Discussion theme: "To learn who rules over you, simply find out [what] you are not allowed to criticise."
Setting aside the obvious of Jews, technology, corrupt politicians, etc. who and what would you say that we cannot criticise, and thus rules over us?
I will say: pain medication, the spectacle of dying culture, anxiety, cruelty, capitalism, the cult of democracy, falsity, matriarchy, and hidden bureaucracy.
Perhaps to make it even more interesting, what can you not critique on /pol/?
>>136224913
Traps.
>>136224913
You missed the obvious one... Mainstream Western culture.
Try denouncing Facebook to your peers. Maybe pose the question, "Why is Mark Zuckerberg the 5th richest man in the world if he is offering a free service?"

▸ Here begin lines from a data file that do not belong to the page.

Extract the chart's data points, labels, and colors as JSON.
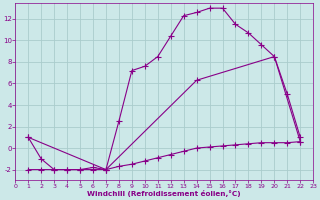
{
  "xlabel": "Windchill (Refroidissement éolien,°C)",
  "bg_color": "#cce8e8",
  "grid_color": "#aacccc",
  "line_color": "#880088",
  "xlim": [
    0,
    23
  ],
  "ylim": [
    -3.0,
    13.5
  ],
  "xticks": [
    0,
    1,
    2,
    3,
    4,
    5,
    6,
    7,
    8,
    9,
    10,
    11,
    12,
    13,
    14,
    15,
    16,
    17,
    18,
    19,
    20,
    21,
    22,
    23
  ],
  "yticks": [
    -2,
    0,
    2,
    4,
    6,
    8,
    10,
    12
  ],
  "curve1_x": [
    1,
    2,
    3,
    4,
    5,
    6,
    7,
    8,
    9,
    10,
    11,
    12,
    13,
    14,
    15,
    16,
    17,
    18,
    19,
    20,
    21,
    22
  ],
  "curve1_y": [
    1.0,
    -1.0,
    -2.0,
    -2.0,
    -2.0,
    -1.8,
    -2.0,
    2.5,
    7.2,
    7.6,
    8.5,
    10.4,
    12.3,
    12.6,
    13.0,
    13.0,
    11.5,
    10.7,
    9.6,
    8.5,
    5.0,
    1.0
  ],
  "curve2_x": [
    1,
    7,
    14,
    20,
    22
  ],
  "curve2_y": [
    1.0,
    -2.0,
    6.3,
    8.5,
    0.6
  ],
  "curve3_x": [
    1,
    2,
    3,
    4,
    5,
    6,
    7,
    8,
    9,
    10,
    11,
    12,
    13,
    14,
    15,
    16,
    17,
    18,
    19,
    20,
    21,
    22
  ],
  "curve3_y": [
    -2.0,
    -2.0,
    -2.0,
    -2.0,
    -2.0,
    -2.0,
    -2.0,
    -1.7,
    -1.5,
    -1.2,
    -0.9,
    -0.6,
    -0.3,
    0.0,
    0.1,
    0.2,
    0.3,
    0.4,
    0.5,
    0.5,
    0.5,
    0.6
  ]
}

The goyim shut down when you question the propaganda and its havens. It isn't so much 'who' that you can't criticize so much as it is the work they have done. You're not allowed to criticize ANY group aside from culturally accepted mass-murdering ideologies and satanists. Jewish or not, we all know that there is a very, very small handful of people with the money pulling the strings. The buffoons in high-level positions that we know about are a lower tier than the unknowns who are really calling the shots. There is a lot of truth in the fact that the Jewish people have a fucking beef with Christian values, but blaming it all on the Jews is a bit of a smokescreen; they're a very high tier in the situation, but there are a helluva lot of Jewish goyim.
The people at the top hold beliefs that are far from mainstream and have yet to be wrapped up and labeled in a neat little box.
>>136225579
I agree. The Jews are essentially 'a nation without a state' which causes them to act as foreign agents even after they have been accepted and appear to be naturalised. But we are 2000 years into this now, and deeper problems may be at play.